I'm far more likely to write the server underneath that huge multiplayer game
and deal with all of the systems stuff, in other words. The actual gameplay,
graphics, sound, and user interface? That's someone else's realm.

------
jonmc12
Reminded me of this section from the Rspec book -
<http://cl.ly/2x231s0N2v3C2P1S1z04>, <http://cl.ly/2R1Z1D450Y1n1n3L170b> \-
which applies to testing object-oriented code by mocking objects and putting
assertions on the interaction between objects (vs vis versa).

"Object-oriented systems are all about interfaces and interactions. An
object’s internal state is an implementation detail and not part of its
observable behavior. As such, it is more subject to change than the object’s
interface. We can therefore keep specs more flexible and less brittle by
avoiding reference to the internal state of an object."

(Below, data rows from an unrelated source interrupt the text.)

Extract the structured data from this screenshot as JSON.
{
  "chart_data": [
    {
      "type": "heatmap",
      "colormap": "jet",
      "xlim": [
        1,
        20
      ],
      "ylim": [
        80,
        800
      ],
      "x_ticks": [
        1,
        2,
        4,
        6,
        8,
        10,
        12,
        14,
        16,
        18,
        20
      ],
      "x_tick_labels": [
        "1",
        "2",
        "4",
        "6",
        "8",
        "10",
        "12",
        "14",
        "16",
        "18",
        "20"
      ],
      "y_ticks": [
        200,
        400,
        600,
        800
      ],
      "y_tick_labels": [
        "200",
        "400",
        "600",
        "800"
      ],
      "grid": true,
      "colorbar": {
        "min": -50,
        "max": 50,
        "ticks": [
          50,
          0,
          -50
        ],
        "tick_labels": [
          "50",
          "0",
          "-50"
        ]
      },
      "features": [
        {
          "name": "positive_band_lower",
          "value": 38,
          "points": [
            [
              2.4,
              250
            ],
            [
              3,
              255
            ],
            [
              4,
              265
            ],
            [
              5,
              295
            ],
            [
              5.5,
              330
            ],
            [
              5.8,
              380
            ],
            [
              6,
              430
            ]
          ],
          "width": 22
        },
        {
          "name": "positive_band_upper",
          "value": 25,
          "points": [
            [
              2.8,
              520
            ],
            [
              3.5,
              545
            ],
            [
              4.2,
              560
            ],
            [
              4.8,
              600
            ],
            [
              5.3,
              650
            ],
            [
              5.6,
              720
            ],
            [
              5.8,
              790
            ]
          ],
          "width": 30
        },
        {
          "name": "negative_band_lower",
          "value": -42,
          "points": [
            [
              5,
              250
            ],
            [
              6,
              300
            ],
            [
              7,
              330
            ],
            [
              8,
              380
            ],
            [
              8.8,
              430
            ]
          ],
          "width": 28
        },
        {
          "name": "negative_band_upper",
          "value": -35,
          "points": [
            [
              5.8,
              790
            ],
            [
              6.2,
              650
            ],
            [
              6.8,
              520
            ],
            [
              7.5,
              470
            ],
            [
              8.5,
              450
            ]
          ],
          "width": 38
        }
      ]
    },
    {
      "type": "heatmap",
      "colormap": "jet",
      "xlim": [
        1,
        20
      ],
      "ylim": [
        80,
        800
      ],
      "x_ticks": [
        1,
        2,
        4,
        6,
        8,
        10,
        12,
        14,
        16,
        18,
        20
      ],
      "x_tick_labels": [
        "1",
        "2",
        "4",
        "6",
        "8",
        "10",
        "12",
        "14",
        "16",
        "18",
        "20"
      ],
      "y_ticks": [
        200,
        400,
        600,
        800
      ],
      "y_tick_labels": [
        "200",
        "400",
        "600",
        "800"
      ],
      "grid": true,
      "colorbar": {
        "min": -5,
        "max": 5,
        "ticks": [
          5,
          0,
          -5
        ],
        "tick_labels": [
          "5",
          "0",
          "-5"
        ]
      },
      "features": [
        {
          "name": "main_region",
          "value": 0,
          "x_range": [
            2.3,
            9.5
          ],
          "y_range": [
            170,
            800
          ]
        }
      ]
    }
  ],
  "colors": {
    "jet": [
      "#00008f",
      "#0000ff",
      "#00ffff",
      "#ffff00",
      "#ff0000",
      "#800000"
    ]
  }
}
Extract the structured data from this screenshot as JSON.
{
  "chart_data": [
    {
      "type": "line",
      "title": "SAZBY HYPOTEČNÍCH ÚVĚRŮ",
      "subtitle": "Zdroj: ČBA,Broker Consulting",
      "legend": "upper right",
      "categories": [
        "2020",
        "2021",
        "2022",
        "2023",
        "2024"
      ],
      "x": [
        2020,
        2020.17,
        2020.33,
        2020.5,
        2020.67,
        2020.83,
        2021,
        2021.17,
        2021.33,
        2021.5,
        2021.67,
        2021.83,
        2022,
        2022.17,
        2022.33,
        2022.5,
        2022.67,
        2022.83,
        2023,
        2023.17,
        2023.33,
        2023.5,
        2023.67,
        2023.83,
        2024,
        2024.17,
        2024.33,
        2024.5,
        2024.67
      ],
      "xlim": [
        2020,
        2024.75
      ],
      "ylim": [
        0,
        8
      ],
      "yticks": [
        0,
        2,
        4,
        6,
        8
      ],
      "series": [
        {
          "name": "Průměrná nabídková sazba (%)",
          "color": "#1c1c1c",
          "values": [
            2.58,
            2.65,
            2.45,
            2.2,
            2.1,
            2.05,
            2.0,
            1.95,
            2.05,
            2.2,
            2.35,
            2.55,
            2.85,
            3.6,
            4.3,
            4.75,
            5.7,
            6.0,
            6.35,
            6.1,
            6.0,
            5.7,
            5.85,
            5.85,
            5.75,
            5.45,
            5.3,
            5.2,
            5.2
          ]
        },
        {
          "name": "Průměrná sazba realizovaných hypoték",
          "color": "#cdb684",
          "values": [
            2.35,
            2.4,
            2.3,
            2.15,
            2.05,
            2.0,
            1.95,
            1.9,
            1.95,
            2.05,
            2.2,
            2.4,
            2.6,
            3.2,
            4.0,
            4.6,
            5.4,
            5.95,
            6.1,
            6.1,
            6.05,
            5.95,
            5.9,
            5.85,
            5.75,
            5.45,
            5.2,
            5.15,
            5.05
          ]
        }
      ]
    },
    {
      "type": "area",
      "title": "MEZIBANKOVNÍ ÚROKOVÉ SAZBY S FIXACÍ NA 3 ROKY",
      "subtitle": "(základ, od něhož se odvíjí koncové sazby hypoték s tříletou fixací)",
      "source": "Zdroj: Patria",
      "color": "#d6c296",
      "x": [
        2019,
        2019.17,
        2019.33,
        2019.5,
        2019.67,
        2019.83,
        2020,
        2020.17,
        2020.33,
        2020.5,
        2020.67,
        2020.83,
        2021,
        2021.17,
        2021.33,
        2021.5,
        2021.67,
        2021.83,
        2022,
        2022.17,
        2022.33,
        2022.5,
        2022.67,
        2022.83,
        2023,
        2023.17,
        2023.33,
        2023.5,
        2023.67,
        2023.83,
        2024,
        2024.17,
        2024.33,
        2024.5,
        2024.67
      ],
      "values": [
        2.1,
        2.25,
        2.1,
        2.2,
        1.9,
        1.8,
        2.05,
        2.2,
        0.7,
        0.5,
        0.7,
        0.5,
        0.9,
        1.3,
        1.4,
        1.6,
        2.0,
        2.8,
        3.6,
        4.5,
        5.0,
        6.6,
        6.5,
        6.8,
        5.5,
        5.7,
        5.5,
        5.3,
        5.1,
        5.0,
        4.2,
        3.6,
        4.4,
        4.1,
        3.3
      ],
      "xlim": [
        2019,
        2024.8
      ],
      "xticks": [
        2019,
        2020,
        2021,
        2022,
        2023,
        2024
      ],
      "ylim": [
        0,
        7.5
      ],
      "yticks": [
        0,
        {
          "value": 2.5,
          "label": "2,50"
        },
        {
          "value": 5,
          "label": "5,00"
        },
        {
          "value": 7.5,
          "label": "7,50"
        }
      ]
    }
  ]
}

This 'Plumber Programmer" article is meant to be more general than object-
oriented code, but I think the analogy applies. Building systems is about
interaction and communication - system state is just an illusion that gives us
a first approximation of how things talk to one another.

------
run4yourlives
I was hoping this was going to be about programmers that moonlight as plumbers
on the side.

------
gurtwo
At the telecom company I work for, this is called 'System Integration'. It
takes most of our time.

------
dexen
Tangentially related: the plumber program from UNIX R11^W^W Plan 9 makes
programs work together by piping text around.
<http://doc.cat-v.org/plan_9/4th_edition/papers/plumb>

Again, there is more value in the connections than in the individual programs
themselves.

------
anamax
Seymour Cray said that he was an overpaid plumber....